As a mortgage broker in Tampa Bay, I’ve said it again and again, many factors contributed to the housing market mess. While placing home buyers in ill-fitting mortgage products and lending to others with reckless disregard for the risks they brought to the closing table are definitely two of the factors, they are not the only ones. The subprime mortgage market and the mortgage brokerage industry have really become the whipping boys and have definitely taken the brunt of the blame.

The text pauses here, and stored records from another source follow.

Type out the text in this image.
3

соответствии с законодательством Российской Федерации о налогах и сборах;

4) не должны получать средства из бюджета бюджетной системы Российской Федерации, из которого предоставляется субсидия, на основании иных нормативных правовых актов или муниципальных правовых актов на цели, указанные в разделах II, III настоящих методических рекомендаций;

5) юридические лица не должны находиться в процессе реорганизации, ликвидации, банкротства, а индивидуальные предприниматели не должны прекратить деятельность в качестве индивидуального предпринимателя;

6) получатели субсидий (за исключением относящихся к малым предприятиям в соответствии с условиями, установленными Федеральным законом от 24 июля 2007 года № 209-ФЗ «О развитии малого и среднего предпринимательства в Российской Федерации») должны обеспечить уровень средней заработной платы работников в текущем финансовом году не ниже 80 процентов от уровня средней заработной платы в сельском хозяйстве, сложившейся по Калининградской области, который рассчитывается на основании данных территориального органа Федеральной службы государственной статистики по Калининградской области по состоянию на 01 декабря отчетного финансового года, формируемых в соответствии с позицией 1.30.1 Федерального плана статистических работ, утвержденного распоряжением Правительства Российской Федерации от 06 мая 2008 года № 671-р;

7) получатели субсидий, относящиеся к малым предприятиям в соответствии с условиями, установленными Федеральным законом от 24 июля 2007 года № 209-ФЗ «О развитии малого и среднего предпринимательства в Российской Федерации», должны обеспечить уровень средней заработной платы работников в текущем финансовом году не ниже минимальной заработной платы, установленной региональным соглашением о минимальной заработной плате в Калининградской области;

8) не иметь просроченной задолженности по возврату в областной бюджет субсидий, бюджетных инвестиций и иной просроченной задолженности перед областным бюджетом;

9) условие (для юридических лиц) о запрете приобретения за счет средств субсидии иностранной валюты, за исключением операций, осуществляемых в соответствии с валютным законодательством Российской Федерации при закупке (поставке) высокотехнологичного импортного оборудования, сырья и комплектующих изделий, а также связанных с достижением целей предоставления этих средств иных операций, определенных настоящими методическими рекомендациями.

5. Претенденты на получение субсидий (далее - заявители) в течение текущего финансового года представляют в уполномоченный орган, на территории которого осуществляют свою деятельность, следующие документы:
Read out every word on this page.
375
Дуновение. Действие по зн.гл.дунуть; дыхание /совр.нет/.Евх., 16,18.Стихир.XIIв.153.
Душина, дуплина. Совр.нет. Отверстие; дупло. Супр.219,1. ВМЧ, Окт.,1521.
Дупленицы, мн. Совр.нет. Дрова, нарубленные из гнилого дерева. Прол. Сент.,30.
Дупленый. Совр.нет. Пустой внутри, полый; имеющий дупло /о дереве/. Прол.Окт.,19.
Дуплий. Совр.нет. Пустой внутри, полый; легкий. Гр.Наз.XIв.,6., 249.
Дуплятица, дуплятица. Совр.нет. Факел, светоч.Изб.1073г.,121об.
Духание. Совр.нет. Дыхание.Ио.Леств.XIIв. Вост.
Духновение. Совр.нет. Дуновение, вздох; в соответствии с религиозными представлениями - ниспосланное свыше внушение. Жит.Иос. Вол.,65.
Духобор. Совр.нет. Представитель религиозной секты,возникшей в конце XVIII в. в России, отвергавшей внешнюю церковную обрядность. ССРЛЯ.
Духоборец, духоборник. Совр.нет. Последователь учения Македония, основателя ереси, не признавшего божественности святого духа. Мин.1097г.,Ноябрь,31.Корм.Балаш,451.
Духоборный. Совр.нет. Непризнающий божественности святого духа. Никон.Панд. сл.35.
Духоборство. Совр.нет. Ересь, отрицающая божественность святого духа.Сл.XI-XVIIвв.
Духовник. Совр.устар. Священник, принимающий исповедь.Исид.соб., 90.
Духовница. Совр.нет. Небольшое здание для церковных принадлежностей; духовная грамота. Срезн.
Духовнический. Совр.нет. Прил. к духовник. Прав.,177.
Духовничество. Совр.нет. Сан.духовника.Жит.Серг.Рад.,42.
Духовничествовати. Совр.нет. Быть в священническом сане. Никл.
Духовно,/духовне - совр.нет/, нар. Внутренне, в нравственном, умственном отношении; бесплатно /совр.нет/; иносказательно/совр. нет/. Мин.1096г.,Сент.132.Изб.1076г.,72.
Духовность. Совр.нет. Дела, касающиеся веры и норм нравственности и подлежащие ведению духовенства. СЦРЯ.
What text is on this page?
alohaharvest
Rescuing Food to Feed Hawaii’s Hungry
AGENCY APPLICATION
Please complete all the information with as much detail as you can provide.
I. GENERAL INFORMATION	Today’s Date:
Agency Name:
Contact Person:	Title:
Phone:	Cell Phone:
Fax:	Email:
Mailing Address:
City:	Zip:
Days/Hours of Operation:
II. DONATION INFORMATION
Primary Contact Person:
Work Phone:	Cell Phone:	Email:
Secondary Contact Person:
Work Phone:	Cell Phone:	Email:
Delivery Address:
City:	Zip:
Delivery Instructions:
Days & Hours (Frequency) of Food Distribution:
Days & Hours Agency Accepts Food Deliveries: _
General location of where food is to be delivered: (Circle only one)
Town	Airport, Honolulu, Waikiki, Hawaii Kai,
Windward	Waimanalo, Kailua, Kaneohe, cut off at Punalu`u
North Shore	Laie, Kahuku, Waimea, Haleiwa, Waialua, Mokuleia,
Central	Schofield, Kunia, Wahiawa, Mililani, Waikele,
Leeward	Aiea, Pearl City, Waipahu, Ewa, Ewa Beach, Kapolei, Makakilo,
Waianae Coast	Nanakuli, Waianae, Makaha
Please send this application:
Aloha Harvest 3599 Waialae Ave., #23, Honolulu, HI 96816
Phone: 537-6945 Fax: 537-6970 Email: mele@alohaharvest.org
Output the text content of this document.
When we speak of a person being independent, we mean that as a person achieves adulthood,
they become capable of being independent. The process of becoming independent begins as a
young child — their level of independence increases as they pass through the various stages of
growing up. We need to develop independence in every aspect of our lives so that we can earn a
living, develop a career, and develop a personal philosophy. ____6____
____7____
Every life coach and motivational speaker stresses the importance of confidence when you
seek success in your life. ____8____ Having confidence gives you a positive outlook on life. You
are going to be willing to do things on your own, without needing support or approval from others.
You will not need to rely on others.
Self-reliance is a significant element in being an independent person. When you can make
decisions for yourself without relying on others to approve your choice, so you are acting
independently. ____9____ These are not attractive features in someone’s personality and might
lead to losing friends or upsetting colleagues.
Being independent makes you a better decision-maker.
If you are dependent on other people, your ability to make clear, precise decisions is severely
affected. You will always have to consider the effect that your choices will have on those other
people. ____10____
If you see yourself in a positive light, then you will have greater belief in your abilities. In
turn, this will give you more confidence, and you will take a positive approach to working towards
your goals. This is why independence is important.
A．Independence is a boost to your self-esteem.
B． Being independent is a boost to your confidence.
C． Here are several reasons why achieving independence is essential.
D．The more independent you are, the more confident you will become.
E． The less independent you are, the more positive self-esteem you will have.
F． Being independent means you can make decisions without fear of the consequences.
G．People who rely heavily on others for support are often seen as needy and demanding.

Unfortunately, a good number of recipients of “A Paper” loans have: skidded into foreclosure status, visited the back alleys of strategic foreclosures, most heartily contributed to the tidal wave of homes that hit the market, and are largely responsible for the Nightmare on Elm Street shadow foreclosure inventory that lurks around the corner with Freddy Kruger.
In 2005, the cure rate (the percentage of loans that have fallen behind in payments and then restored their good standing), was 85% for borrowers that were 30 days late in making their payment. In 2010, per Amherst Securities, that cure rate is below 1% for those over 90 days late; a significant drop. Statistics also show that a big chunk of the home owners that have “not been cured” have credit scores of over 660!
But at the time, these then home buyers had great credit and six figure incomes. However, a whole lotta house can’t be supported when you’re pushing your way through your company’s front doors holding a box full of the stuff from your desk. The job losses suffered by people across the economic spectrum fueled the foreclosure fires as surely as the subprime loans squirted the essential kerosene.
At the end of the day, the restoration of a firm employment foundation for Americans is going to satisfy the stock market and the real estate market and keep the roofs over our heads.